Tomás gave them two days head start. Bent had told him where the band spent the cold months. Though he didn’t know where Sand Creek was, Tomás had no difficulty sneaking away from the fort and from Baptiste and following something as broad as a lodge trail turning north, away from the Arkansas River.
50
Tomás told himself not to worry about the dogs, but his nerves were dancing a jig of fear.
The camp faced a big half circle of creek, with a high bank on the far side. Tomás had waded downstream for a long way. He was in the thigh-deep water in the shadow of the bank, and any noise he made would be less than the swishing of the current.

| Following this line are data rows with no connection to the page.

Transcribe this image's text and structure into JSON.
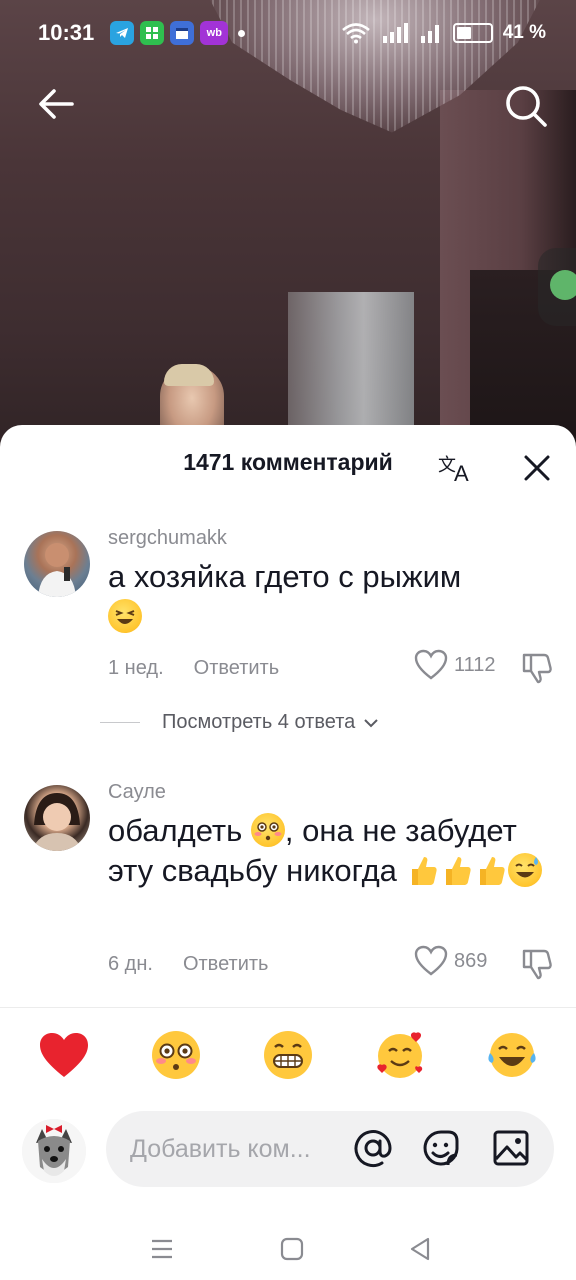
{
  "status_bar": {
    "time": "10:31",
    "app_icons": [
      "telegram-icon",
      "grid-app-icon",
      "calendar-app-icon",
      "wildberries-icon"
    ],
    "wb_label": "wb",
    "battery_percent": "41 %"
  },
  "video": {
    "back_icon": "arrow-left-icon",
    "search_icon": "search-icon"
  },
  "comments_sheet": {
    "title": "1471 комментарий",
    "translate_icon": "translate-icon",
    "close_icon": "close-icon",
    "comments": [
      {
        "username": "sergchumakk",
        "text": "а хозяйка гдето с рыжим",
        "emojis": [
          "laughing-squint-emoji"
        ],
        "age": "1 нед.",
        "reply_label": "Ответить",
        "likes": "1112",
        "view_replies": "Посмотреть 4 ответа"
      },
      {
        "username": "Сауле",
        "text_part1": "обалдеть",
        "text_part2": ", она не забудет эту свадьбу никогда",
        "emojis": [
          "flushed-emoji",
          "thumbs-up-emoji",
          "thumbs-up-emoji",
          "thumbs-up-emoji",
          "sweat-smile-emoji"
        ],
        "age": "6 дн.",
        "reply_label": "Ответить",
        "likes": "869"
      }
    ],
    "quick_reactions": [
      "red-heart-emoji",
      "flushed-emoji",
      "grinning-emoji",
      "smiling-hearts-emoji",
      "tears-of-joy-emoji"
    ],
    "input": {
      "placeholder": "Добавить ком...",
      "mention_icon": "at-icon",
      "emoji_icon": "emoji-icon",
      "image_icon": "image-icon"
    }
  },
  "nav_bar": {
    "items": [
      "menu-icon",
      "home-square-icon",
      "back-triangle-icon"
    ]
  },
  "colors": {
    "text_primary": "#161823",
    "text_secondary": "#8a8b91",
    "input_bg": "#f1f1f2"
  }
}
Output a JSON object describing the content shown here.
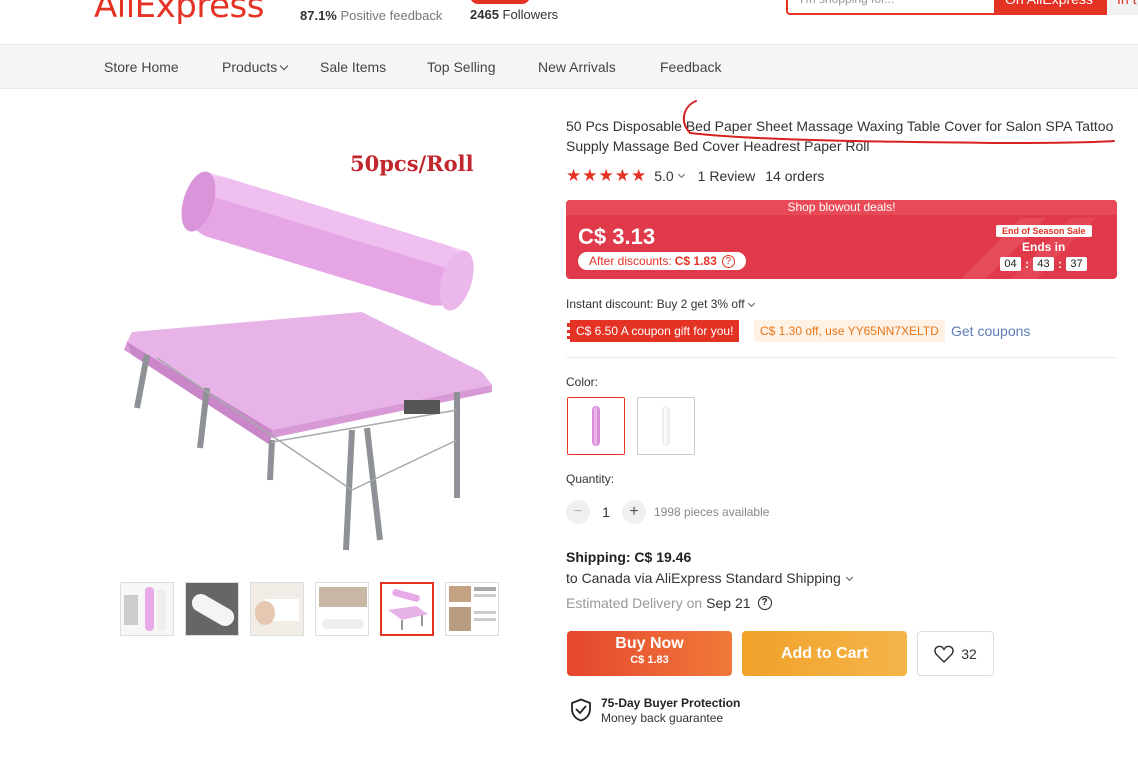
{
  "header": {
    "logo": "AliExpress",
    "positive_feedback_value": "87.1%",
    "positive_feedback_label": "Positive feedback",
    "followers_value": "2465",
    "followers_label": "Followers",
    "search_placeholder": "I'm shopping for...",
    "search_button": "On AliExpress",
    "search_button2": "In t"
  },
  "nav": {
    "items": [
      "Store Home",
      "Products",
      "Sale Items",
      "Top Selling",
      "New Arrivals",
      "Feedback"
    ]
  },
  "product": {
    "image_caption": "50pcs/Roll",
    "title_part1": "50 Pcs Disposable ",
    "title_part2": "Bed Paper Sheet Massage Waxing Table Cover for Salon SPA Tatto",
    "title_part3": "o Supply Massage Bed Cover Headrest Paper Roll",
    "rating": "5.0",
    "stars": "★★★★★",
    "reviews": "1 Review",
    "orders": "14 orders"
  },
  "deal": {
    "banner": "Shop blowout deals!",
    "price": "C$ 3.13",
    "after_discounts_label": "After discounts:",
    "after_discounts_value": "C$ 1.83",
    "sale_tag": "End of Season Sale",
    "ends_in": "Ends in",
    "timer": [
      "04",
      "43",
      "37"
    ]
  },
  "discounts": {
    "instant": "Instant discount: Buy 2 get 3% off",
    "coupon_gift": "C$ 6.50 A coupon gift for you!",
    "coupon_code": "C$ 1.30 off, use YY65NN7XELTD",
    "get_coupons": "Get coupons"
  },
  "options": {
    "color_label": "Color:",
    "quantity_label": "Quantity:",
    "quantity_value": "1",
    "available": "1998 pieces available",
    "minus": "−",
    "plus": "+"
  },
  "shipping": {
    "title": "Shipping: C$ 19.46",
    "method": "to Canada via AliExpress Standard Shipping",
    "est_label": "Estimated Delivery on",
    "est_date": "Sep 21",
    "qmark": "?"
  },
  "actions": {
    "buy_now": "Buy Now",
    "buy_now_price": "C$ 1.83",
    "add_to_cart": "Add to Cart",
    "wishlist_count": "32"
  },
  "protection": {
    "title": "75-Day Buyer Protection",
    "subtitle": "Money back guarantee"
  },
  "colors": {
    "brand": "#e43225",
    "deal_bg": "#e0394a",
    "buy_now": "#e5462d",
    "add_to_cart": "#f0a12a",
    "annotation": "#d6221e"
  }
}
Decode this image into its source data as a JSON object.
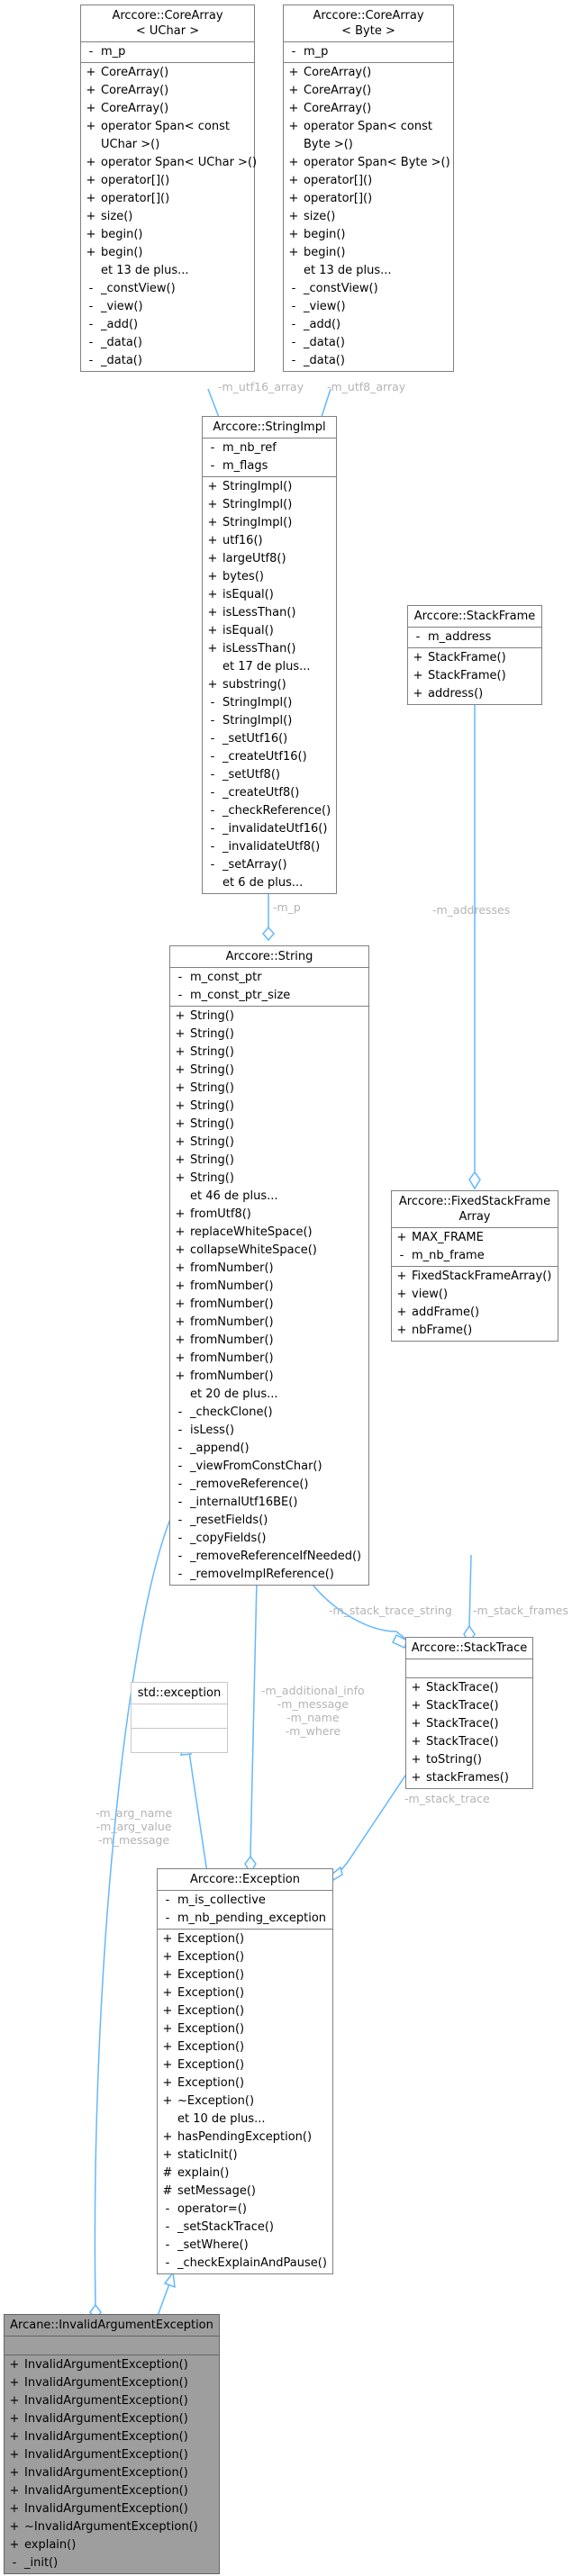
{
  "classes": {
    "corearray_uchar": {
      "title": "Arccore::CoreArray\n< UChar >",
      "attributes": [
        {
          "vis": "-",
          "name": "m_p"
        }
      ],
      "methods": [
        {
          "vis": "+",
          "name": "CoreArray()"
        },
        {
          "vis": "+",
          "name": "CoreArray()"
        },
        {
          "vis": "+",
          "name": "CoreArray()"
        },
        {
          "vis": "+",
          "name": "operator Span< const UChar >()"
        },
        {
          "vis": "+",
          "name": "operator Span< UChar >()"
        },
        {
          "vis": "+",
          "name": "operator[]()"
        },
        {
          "vis": "+",
          "name": "operator[]()"
        },
        {
          "vis": "+",
          "name": "size()"
        },
        {
          "vis": "+",
          "name": "begin()"
        },
        {
          "vis": "+",
          "name": "begin()"
        },
        {
          "vis": "",
          "name": "et 13 de plus..."
        },
        {
          "vis": "-",
          "name": "_constView()"
        },
        {
          "vis": "-",
          "name": "_view()"
        },
        {
          "vis": "-",
          "name": "_add()"
        },
        {
          "vis": "-",
          "name": "_data()"
        },
        {
          "vis": "-",
          "name": "_data()"
        }
      ]
    },
    "corearray_byte": {
      "title": "Arccore::CoreArray\n< Byte >",
      "attributes": [
        {
          "vis": "-",
          "name": "m_p"
        }
      ],
      "methods": [
        {
          "vis": "+",
          "name": "CoreArray()"
        },
        {
          "vis": "+",
          "name": "CoreArray()"
        },
        {
          "vis": "+",
          "name": "CoreArray()"
        },
        {
          "vis": "+",
          "name": "operator Span< const Byte >()"
        },
        {
          "vis": "+",
          "name": "operator Span< Byte >()"
        },
        {
          "vis": "+",
          "name": "operator[]()"
        },
        {
          "vis": "+",
          "name": "operator[]()"
        },
        {
          "vis": "+",
          "name": "size()"
        },
        {
          "vis": "+",
          "name": "begin()"
        },
        {
          "vis": "+",
          "name": "begin()"
        },
        {
          "vis": "",
          "name": "et 13 de plus..."
        },
        {
          "vis": "-",
          "name": "_constView()"
        },
        {
          "vis": "-",
          "name": "_view()"
        },
        {
          "vis": "-",
          "name": "_add()"
        },
        {
          "vis": "-",
          "name": "_data()"
        },
        {
          "vis": "-",
          "name": "_data()"
        }
      ]
    },
    "stringimpl": {
      "title": "Arccore::StringImpl",
      "attributes": [
        {
          "vis": "-",
          "name": "m_nb_ref"
        },
        {
          "vis": "-",
          "name": "m_flags"
        }
      ],
      "methods": [
        {
          "vis": "+",
          "name": "StringImpl()"
        },
        {
          "vis": "+",
          "name": "StringImpl()"
        },
        {
          "vis": "+",
          "name": "StringImpl()"
        },
        {
          "vis": "+",
          "name": "utf16()"
        },
        {
          "vis": "+",
          "name": "largeUtf8()"
        },
        {
          "vis": "+",
          "name": "bytes()"
        },
        {
          "vis": "+",
          "name": "isEqual()"
        },
        {
          "vis": "+",
          "name": "isLessThan()"
        },
        {
          "vis": "+",
          "name": "isEqual()"
        },
        {
          "vis": "+",
          "name": "isLessThan()"
        },
        {
          "vis": "",
          "name": "et 17 de plus..."
        },
        {
          "vis": "+",
          "name": "substring()"
        },
        {
          "vis": "-",
          "name": "StringImpl()"
        },
        {
          "vis": "-",
          "name": "StringImpl()"
        },
        {
          "vis": "-",
          "name": "_setUtf16()"
        },
        {
          "vis": "-",
          "name": "_createUtf16()"
        },
        {
          "vis": "-",
          "name": "_setUtf8()"
        },
        {
          "vis": "-",
          "name": "_createUtf8()"
        },
        {
          "vis": "-",
          "name": "_checkReference()"
        },
        {
          "vis": "-",
          "name": "_invalidateUtf16()"
        },
        {
          "vis": "-",
          "name": "_invalidateUtf8()"
        },
        {
          "vis": "-",
          "name": "_setArray()"
        },
        {
          "vis": "",
          "name": "et 6 de plus..."
        }
      ]
    },
    "stackframe": {
      "title": "Arccore::StackFrame",
      "attributes": [
        {
          "vis": "-",
          "name": "m_address"
        }
      ],
      "methods": [
        {
          "vis": "+",
          "name": "StackFrame()"
        },
        {
          "vis": "+",
          "name": "StackFrame()"
        },
        {
          "vis": "+",
          "name": "address()"
        }
      ]
    },
    "string": {
      "title": "Arccore::String",
      "attributes": [
        {
          "vis": "-",
          "name": "m_const_ptr"
        },
        {
          "vis": "-",
          "name": "m_const_ptr_size"
        }
      ],
      "methods": [
        {
          "vis": "+",
          "name": "String()"
        },
        {
          "vis": "+",
          "name": "String()"
        },
        {
          "vis": "+",
          "name": "String()"
        },
        {
          "vis": "+",
          "name": "String()"
        },
        {
          "vis": "+",
          "name": "String()"
        },
        {
          "vis": "+",
          "name": "String()"
        },
        {
          "vis": "+",
          "name": "String()"
        },
        {
          "vis": "+",
          "name": "String()"
        },
        {
          "vis": "+",
          "name": "String()"
        },
        {
          "vis": "+",
          "name": "String()"
        },
        {
          "vis": "",
          "name": "et 46 de plus..."
        },
        {
          "vis": "+",
          "name": "fromUtf8()"
        },
        {
          "vis": "+",
          "name": "replaceWhiteSpace()"
        },
        {
          "vis": "+",
          "name": "collapseWhiteSpace()"
        },
        {
          "vis": "+",
          "name": "fromNumber()"
        },
        {
          "vis": "+",
          "name": "fromNumber()"
        },
        {
          "vis": "+",
          "name": "fromNumber()"
        },
        {
          "vis": "+",
          "name": "fromNumber()"
        },
        {
          "vis": "+",
          "name": "fromNumber()"
        },
        {
          "vis": "+",
          "name": "fromNumber()"
        },
        {
          "vis": "+",
          "name": "fromNumber()"
        },
        {
          "vis": "",
          "name": "et 20 de plus..."
        },
        {
          "vis": "-",
          "name": "_checkClone()"
        },
        {
          "vis": "-",
          "name": "isLess()"
        },
        {
          "vis": "-",
          "name": "_append()"
        },
        {
          "vis": "-",
          "name": "_viewFromConstChar()"
        },
        {
          "vis": "-",
          "name": "_removeReference()"
        },
        {
          "vis": "-",
          "name": "_internalUtf16BE()"
        },
        {
          "vis": "-",
          "name": "_resetFields()"
        },
        {
          "vis": "-",
          "name": "_copyFields()"
        },
        {
          "vis": "-",
          "name": "_removeReferenceIfNeeded()"
        },
        {
          "vis": "-",
          "name": "_removeImplReference()"
        }
      ]
    },
    "fixedstackframearray": {
      "title": "Arccore::FixedStackFrame\nArray",
      "attributes": [
        {
          "vis": "+",
          "name": "MAX_FRAME"
        },
        {
          "vis": "-",
          "name": "m_nb_frame"
        }
      ],
      "methods": [
        {
          "vis": "+",
          "name": "FixedStackFrameArray()"
        },
        {
          "vis": "+",
          "name": "view()"
        },
        {
          "vis": "+",
          "name": "addFrame()"
        },
        {
          "vis": "+",
          "name": "nbFrame()"
        }
      ]
    },
    "stacktrace": {
      "title": "Arccore::StackTrace",
      "attributes": [],
      "methods": [
        {
          "vis": "+",
          "name": "StackTrace()"
        },
        {
          "vis": "+",
          "name": "StackTrace()"
        },
        {
          "vis": "+",
          "name": "StackTrace()"
        },
        {
          "vis": "+",
          "name": "StackTrace()"
        },
        {
          "vis": "+",
          "name": "toString()"
        },
        {
          "vis": "+",
          "name": "stackFrames()"
        }
      ]
    },
    "std_exception": {
      "title": "std::exception",
      "attributes": [],
      "methods": []
    },
    "exception": {
      "title": "Arccore::Exception",
      "attributes": [
        {
          "vis": "-",
          "name": "m_is_collective"
        },
        {
          "vis": "-",
          "name": "m_nb_pending_exception"
        }
      ],
      "methods": [
        {
          "vis": "+",
          "name": "Exception()"
        },
        {
          "vis": "+",
          "name": "Exception()"
        },
        {
          "vis": "+",
          "name": "Exception()"
        },
        {
          "vis": "+",
          "name": "Exception()"
        },
        {
          "vis": "+",
          "name": "Exception()"
        },
        {
          "vis": "+",
          "name": "Exception()"
        },
        {
          "vis": "+",
          "name": "Exception()"
        },
        {
          "vis": "+",
          "name": "Exception()"
        },
        {
          "vis": "+",
          "name": "Exception()"
        },
        {
          "vis": "+",
          "name": "~Exception()"
        },
        {
          "vis": "",
          "name": "et 10 de plus..."
        },
        {
          "vis": "+",
          "name": "hasPendingException()"
        },
        {
          "vis": "+",
          "name": "staticInit()"
        },
        {
          "vis": "#",
          "name": "explain()"
        },
        {
          "vis": "#",
          "name": "setMessage()"
        },
        {
          "vis": "-",
          "name": "operator=()"
        },
        {
          "vis": "-",
          "name": "_setStackTrace()"
        },
        {
          "vis": "-",
          "name": "_setWhere()"
        },
        {
          "vis": "-",
          "name": "_checkExplainAndPause()"
        }
      ]
    },
    "invalidargumentexception": {
      "title": "Arcane::InvalidArgumentException",
      "attributes": [],
      "methods": [
        {
          "vis": "+",
          "name": "InvalidArgumentException()"
        },
        {
          "vis": "+",
          "name": "InvalidArgumentException()"
        },
        {
          "vis": "+",
          "name": "InvalidArgumentException()"
        },
        {
          "vis": "+",
          "name": "InvalidArgumentException()"
        },
        {
          "vis": "+",
          "name": "InvalidArgumentException()"
        },
        {
          "vis": "+",
          "name": "InvalidArgumentException()"
        },
        {
          "vis": "+",
          "name": "InvalidArgumentException()"
        },
        {
          "vis": "+",
          "name": "InvalidArgumentException()"
        },
        {
          "vis": "+",
          "name": "InvalidArgumentException()"
        },
        {
          "vis": "+",
          "name": "~InvalidArgumentException()"
        },
        {
          "vis": "+",
          "name": "explain()"
        },
        {
          "vis": "-",
          "name": "_init()"
        }
      ]
    }
  },
  "edge_labels": {
    "m_utf16_array": "-m_utf16_array",
    "m_utf8_array": "-m_utf8_array",
    "m_p": "-m_p",
    "m_addresses": "-m_addresses",
    "m_stack_trace_string": "-m_stack_trace_string",
    "m_stack_frames": "-m_stack_frames",
    "m_stack_trace": "-m_stack_trace",
    "exception_members": "-m_additional_info\n-m_message\n-m_name\n-m_where",
    "invalid_arg_members": "-m_arg_name\n-m_arg_value\n-m_message"
  },
  "colors": {
    "edge": "#63b8ff",
    "border": "#808080",
    "external_border": "#c8c8c8",
    "focus_fill": "#9e9e9e",
    "label": "#b4b4b4"
  }
}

Now he stood absolutely still again and looked around. The sentry who stood on the bank downstream was silhouetted against the moonlit sky, a dark shadow pointed away from the invader. The sentries on the far side of camp weren’t visible from here. He’d spent all of last night and today watching the men who guarded the camp, so he knew where they were.
Nothing in the camp stirred. As the year grew later, dark came earlier, and people were inside, gathered close around their center fires, last talk before sleep.
Earlier Tomás crouched on the creek bank and watched the lodges go dark, one by one. From that distance he couldn’t pick out the one that belonged to Yellow Eye. He wanted the whole camp asleep before he made his move.
Which was now. He reminded himself that the wind was wafting gently in from the west, so the dogs couldn’t smell him. He’d been around the Cheyenne camp enough that they knew his odor anyway. Nothing was holding him back except that jig.
He stepped easily out of the creek and shivered—his wet leggings were icy almost to his groin. He looked back at the sentry. Still facing the other way. He ran lightly across the open ground to the shadow of the nearest tipi. Again he looked back at the sentry. The man was looking away from the village, not into it. Keep it up, thought Tomás.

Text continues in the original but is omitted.